Soll erstmal der TE sich melden und uns seine Meinung sagen.
Klar kann es teuer werden aber dafür hat man auch lange was davon, meine Boxen haben mittlerweile 15 Jahre auf dem Buckel und den Besuch muss ich immer noch rausprügeln


----------



## Stryke7 (26. April 2012)

stimmt, zur lösungsfindung ist hier seine meinung nötig 

klar, wenn man mehr geld investiert, bekommt man noch viel besseres. angenehm dabei ist, auch dass der technische fortschritt bei hifi nicht ganz so schnell ist und die sachen lange nutzbar bleiben. auch der verschleiß hält sich bei gutem umgang in grenzen. 

ich selber habe zur zeit einen alten yamaha rx v2090. der hat leider noch keine digitalen anschlüsse, aber davon mal abgesehen fällt mir nichts ein was mir fehlt  die boxen daran wechseln ab und an, da ich gerade kein geld habe um mal was vernünftiges zu holen, und kleine boxen einfach nicht lange daran halten. das hat aber mehr mit dem umgang zu tun


----------



## danysahne333 (26. April 2012)

HDMI Eingang sollte imho schon am Receiver zu finden sein, sonst schaut man spätestens dann in die Rühre, wenn man über den (HT)PC verbunden ist und HD-Tonspuren übertragen möchte.


----------



## Stryke7 (26. April 2012)

irgendwie habe ich noch immer ein problem damit euch zu verstehen ...  die übertragung über coaxial ist noch besser als über hdmi ?!    notfalls muss dann halt ne vernünftige soka her.  und vom kabelmanagement fange ich mal garnicht erst an


----------



## danysahne333 (26. April 2012)

Stryke7 schrieb:


> die übertragung über coaxial ist noch besser als über hdmi ?!


 
Nein, HDMI ist die beste Lösung


----------



## Dr Bakterius (26. April 2012)

Auch würde ich aus heutiger Sicht nicht auf Dolby True HD und DTS HD Master Audio verzichten wollen was sich Digital halt nur per HDMI übertragen läßt.
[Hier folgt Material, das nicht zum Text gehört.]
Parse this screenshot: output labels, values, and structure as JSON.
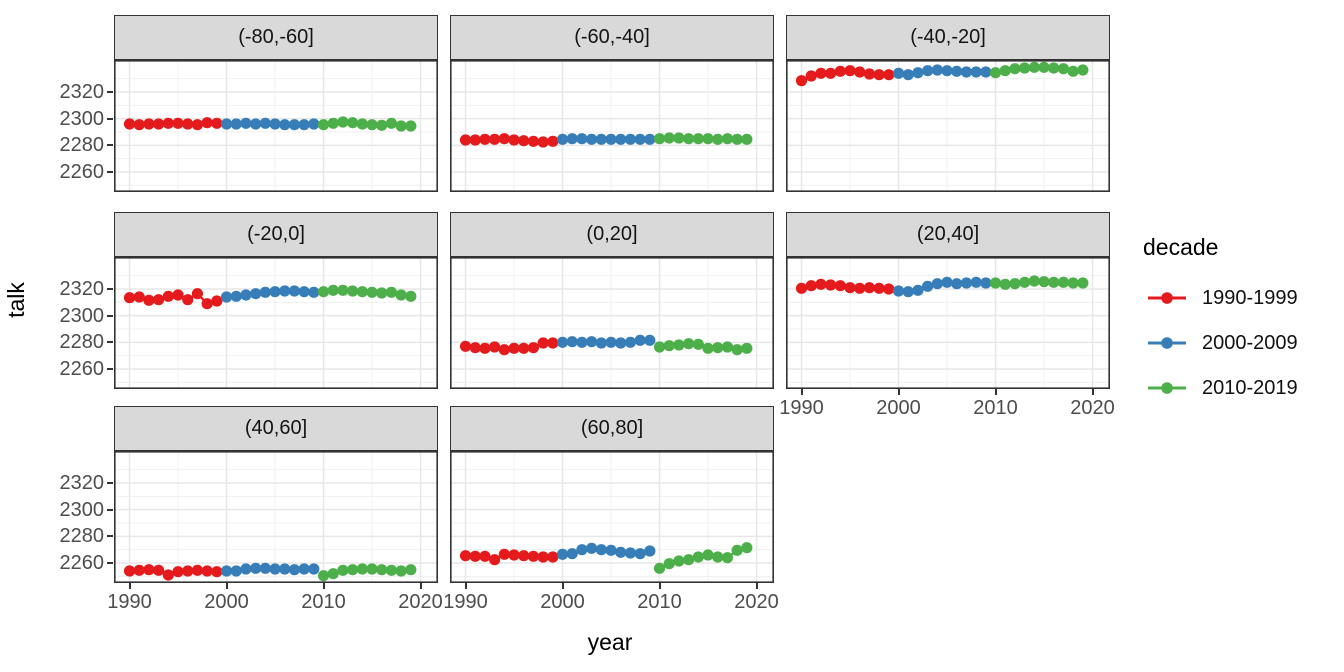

Kopierschutz erwähnte ich schon?


----------



## k.meier (26. April 2012)

@stryke 7: Ich hab ja auch wegen gebrauchten überlegt , und die Frage stellte sich mir auch ob optisch nicht auch reicht. Desweiteren frag ich mich, wie die das mit den Chinchanschlüssen auf 5.1 machen. Da wird wahrscheinlich das Audiosignal von -Stereo einfach aufgeblasen, ob man da Unterschiede war nimmt?

lg
Wolfgang


----------



## Dr Bakterius (26. April 2012)

Cinch wäre Analog wie zb Dolby Pro Logic, AC3 wäre zb per opt. Toslink oder dig. Coax realisierbar. Bei Cinch zb sind die Signale auf den Stereokanälen drauf, wobei die Rückkanäle dort Mono sind. Also ein ein Kanal für Rear und der andere wäre für den Center


----------



## k.meier (26. April 2012)

@Dr. Bakterius: Ich find das super das mir das endlich mal wer erklären kann. Ohne ewig dafür googlen zu müssen. Die Frage is aber? welche sich mir auch stellt, hört man da so die Unterschiede bei einer HIfi Anlage?. Oder besser gesagt sollte man unbedingt drauf achten bei Anschaffung das HDMI unbedingt dabei ist?. Und wenn ich Blueray, Fernseher und Computer und media Box von a1 drüber ansteuern will, brauch ich (da hab ich gelesen , es gibt Hdmi in und out). 4 Anschlüsse? mit den 3 Geräten fahrt ma aufs in und auf out dann den Fernseher?

lg


----------



## Dr Bakterius (26. April 2012)

Einen Unterschied vom herkömmlichen Dolby zu Dolby Digital hört man da alleine schon die Rückkanäle Stereo sind und alle Kanäle das volle Tonspektrum abdecken ( 20 - 20000 Hz ). HDMI sollte mittlerweile Standard sein, das Signal ist nicht Verlustbehaftet wie bei True HD / DTS HD und wegen dem HDPC Kopierschutz ( soll das abgreifen digitaler Signale verhindern ) quasi Pflicht ( ansonsten wird kein Dolby ausgegeben sondern PCM ). 
Richtig man kann 3 Geräte verbinden und geht per HDMI Out auf den Fernseher raus was wohl dem Koperischutz geschuldet ist


----------



## k.meier (27. April 2012)

sorry wenn ich nochmal lästig bin, aber konkret bedeutet das, kein Hdmi--kein Blueray Player?


----------



## Dr Bakterius (27. April 2012)

k.meier schrieb:


> sorry wenn ich nochmal lästig bin, aber konkret bedeutet das, kein Hdmi--kein Blueray Player?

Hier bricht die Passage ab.